Third, you have Michael Howard, now Lord Howard, who you may recall is so keen on Brexit that he was happy to accidentally declare war on Spain over it from the comfort of his sofa one Sunday morning, and other Conservative members of the House of Lords who will be doing all they can to ensure the legislation does not pass.

And then last and absolutely always least, you have the European Research Group, known as the ERG. Indeed it is to the ERG’s great good fortune that it is known as the ERG. If it were more ordinarily referred to by its full title, more people might spot that it contains both the words “European” and “research”, and yet over the last five days, several of its members have appeared on television and in the newspapers to explain that in the two months at the end of last year, when they fought a general election on the basis of the withdrawal agreement, won it by miles and then voted it through, it was in fact, “unforeseen” (Iain Duncan Smith) that it was not Brexit after all.

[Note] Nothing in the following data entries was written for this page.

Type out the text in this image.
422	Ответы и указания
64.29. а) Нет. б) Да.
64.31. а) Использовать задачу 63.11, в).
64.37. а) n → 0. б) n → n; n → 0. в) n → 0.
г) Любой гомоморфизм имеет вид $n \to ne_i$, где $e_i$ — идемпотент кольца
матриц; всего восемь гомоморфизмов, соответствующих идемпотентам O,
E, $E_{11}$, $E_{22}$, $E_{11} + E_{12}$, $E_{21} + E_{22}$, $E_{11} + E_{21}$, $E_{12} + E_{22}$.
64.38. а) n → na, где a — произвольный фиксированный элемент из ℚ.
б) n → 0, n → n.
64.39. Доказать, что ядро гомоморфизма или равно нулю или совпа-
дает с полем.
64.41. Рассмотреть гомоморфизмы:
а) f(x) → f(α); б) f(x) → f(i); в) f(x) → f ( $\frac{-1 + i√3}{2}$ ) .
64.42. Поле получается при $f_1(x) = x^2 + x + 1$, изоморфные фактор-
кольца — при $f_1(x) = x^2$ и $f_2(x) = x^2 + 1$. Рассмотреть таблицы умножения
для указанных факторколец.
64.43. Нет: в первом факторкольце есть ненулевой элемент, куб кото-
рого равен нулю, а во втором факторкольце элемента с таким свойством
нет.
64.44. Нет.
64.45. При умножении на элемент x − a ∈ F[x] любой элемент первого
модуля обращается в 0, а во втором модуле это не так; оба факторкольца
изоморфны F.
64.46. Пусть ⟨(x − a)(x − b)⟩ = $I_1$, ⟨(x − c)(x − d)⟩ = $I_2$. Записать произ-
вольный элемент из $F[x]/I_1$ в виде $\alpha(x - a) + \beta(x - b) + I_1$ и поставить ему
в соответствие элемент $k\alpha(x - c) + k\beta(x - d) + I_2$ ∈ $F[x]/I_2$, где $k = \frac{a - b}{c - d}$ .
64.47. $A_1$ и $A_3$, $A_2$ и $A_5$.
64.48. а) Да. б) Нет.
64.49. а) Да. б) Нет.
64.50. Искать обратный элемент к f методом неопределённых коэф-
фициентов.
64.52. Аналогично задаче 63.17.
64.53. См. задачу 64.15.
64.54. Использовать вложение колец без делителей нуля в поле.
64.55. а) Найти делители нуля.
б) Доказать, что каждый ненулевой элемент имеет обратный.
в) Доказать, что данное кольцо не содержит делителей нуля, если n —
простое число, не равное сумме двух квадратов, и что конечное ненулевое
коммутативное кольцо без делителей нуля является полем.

There have always been doubts about whether the members of the European Research Group were ever really in it for the research. Until now, to illustrate the quality of research to be found within the European Research Group, I have occasionally liked to point out that Nadine Dorries is one of its members, and a week after the referendum in 2016, she explained how “the Norway model has always been my preference”.

Which is to say, until then her preference had “always” been to stay in the single market, to keep free movement of people and to keep making huge payments into the EU budget. She changed her mind on that shortly after she found what it actually meant, and would more recently come to describe Norway model supporters in her own party as “traitors”.  

But that’s well within the audible range of Brexit lunacy these days. If taking a year to realise what the most important bit of European legislation in half a century actually meant is a ten on the “research scale”, has anything else scored above a one?

Where we go next is hard to say. Will any of us even be able to see or hear it? For those of us who’ve been screaming our throats hoarse at the madness of it all for four and a half long years, we’ve been psychologically in the cab home from the Brexit House of Horrors for some time. Let them do their worst, the catastrati orchestra of agreeable dunces and lunatics. Let no one say that they haven’t been warned.